No contexto do acordo de paz com o Egito, por Begin e Sadat, foi-lhes oferecida uma autonomia. Se a tivessem aceitado e provado a Israel que eram capazes de viver pacificamente, lado a lado connosco, já teriam, muito provavelmente, um Estado. Preferiram rejeitá-la.

Ainda assim, foram surgindo outras oportunidades.

Líderes israelitas como Rabin e Shimon Peres permitiram-lhes, dentro da estrutura dos Acordos de Oslo, o estabelecimento da Autoridade Palestiniana nos territórios da Cisjordânia e Gaza e terem Arafat como seu presidente. Mas este arquiterrorista - que sempre declarou aguardar um de Gaulle israelita - sobrepôs sempre o terrorismo à paz.

Apareceram-lhe, aliás, dois de Gaulle israelitas que lhe deram a possibilidade de terminar o conflito e chegar a uma paz definitiva:

O primeiro, o primeiro-ministro Yitzhak Rabin que pagou com a vida, entre outras razões, a perda da legitimidade do processo de Oslo. A opinião pública israelita testemunhava que as concessões israelitas não asseguravam a paz quando viam autocarros cheios de civis explodirem diante dos seus olhos.

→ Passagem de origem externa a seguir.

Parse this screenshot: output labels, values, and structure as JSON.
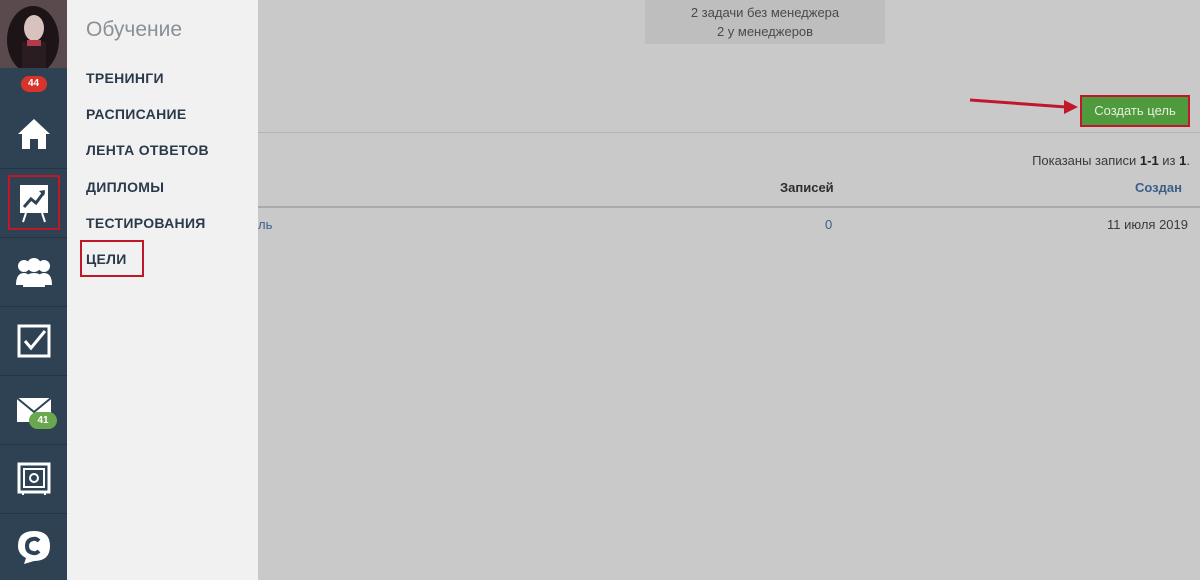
{
  "header": {
    "tasks_without_manager": "2 задачи без менеджера",
    "tasks_with_managers": "2 у менеджеров"
  },
  "toolbar": {
    "create_goal_label": "Создать цель"
  },
  "table": {
    "shown_prefix": "Показаны записи ",
    "shown_range": "1-1",
    "shown_of": " из ",
    "shown_total": "1",
    "shown_suffix": ".",
    "columns": [
      "Записей",
      "Создан"
    ],
    "rows": [
      {
        "name_fragment": "ль",
        "records": "0",
        "created": "11 июля 2019"
      }
    ]
  },
  "sidebar": {
    "avatar_badge": "44",
    "mail_badge": "41",
    "items": [
      {
        "icon": "home-icon"
      },
      {
        "icon": "chart-board-icon"
      },
      {
        "icon": "users-icon"
      },
      {
        "icon": "checkbox-icon"
      },
      {
        "icon": "mail-icon"
      },
      {
        "icon": "safe-icon"
      },
      {
        "icon": "chat-logo-icon"
      }
    ]
  },
  "menu": {
    "title": "Обучение",
    "items": [
      "ТРЕНИНГИ",
      "РАСПИСАНИЕ",
      "ЛЕНТА ОТВЕТОВ",
      "ДИПЛОМЫ",
      "ТЕСТИРОВАНИЯ",
      "ЦЕЛИ"
    ]
  },
  "colors": {
    "sidebar_bg": "#2e4254",
    "menu_bg": "#f1f1f1",
    "accent_green": "#4f9a3c",
    "highlight_red": "#c0182a",
    "badge_red": "#d9342b",
    "badge_green": "#6aa84f",
    "link": "#3d5e8a"
  }
}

O segundo, o primeiro-ministro Ehud Barak, pagou o preço com a sua vida política. Em Camp David, em 2000, sob os auspícios do presidente Clinton, Barak estava disposto a levar as cedências da parte israelita muito longe, mesmo no assunto tremendamente delicado que é Jerusalém.

Diante destes dois homens estava um líder cobarde que, ao invés de usar o carisma e estatuto icónico que detinha junto do seu povo, trazendo-lhes uma paz histórica, regressou de Washington com duas mãos cheias de nada que se apressou a encher de ódio para encorajar a matança de mais israelitas.

O seu sucessor, Abu Mazen, entendeu que o massacre de mais de mil israelitas na 2.ª Intifada (há 20 anos) não trouxe benefício algum à causa palestiniana. Os palestinianos perderam a "rua" israelita. Esmagaram o campo da paz. E, sem a confiança do cidadão comum israelita, do eleitor, a paz nunca será atingida.

Ainda assim, os palestinianos tiveram mais uma oportunidade.

Nas conversações que teve com o primeiro-ministro Ehud Olmert, este ofereceu-lhe mais de 90% das suas exigências territoriais. Abu Mazen não teve coragem para assinar. O pretexto - tem de haver sempre um pretexto - foi que Olmert estava no fim da sua carreira política

Finalmente, em novembro de 2009, o primeiro-ministro Netanyahu congelou qualquer atividade de construção de colonatos na Judeia e Samaria (Cisjordânia) durante quase um ano, em consonância com o presidente Barack Obama que acreditava que tal iria conduzir Abu Mazen à mesa negocial. Nada.

O leitor que tenha chegado até aqui irá perguntar o que tem tudo isto a ver com Portugal.

Tem tudo. Daqui a poucos meses, em janeiro de 2021, Portugal inicia o seu meio ano na Presidência da UE.

Alguém duvida, neste momento, que a paz no Médio Oriente e que a estabilidade na região é também um assunto europeu? Que o fim do conflito israelo-palestiniano é um assunto de todos?

Os palestinianos veem Portugal como um país imparcial - definitivamente não um dos países mais próximos de Israel no quadro da UE - e isto constitui uma vantagem. Portugal pode ajudar os palestinianos a salvarem-se deles mesmos, a encararem a realidade.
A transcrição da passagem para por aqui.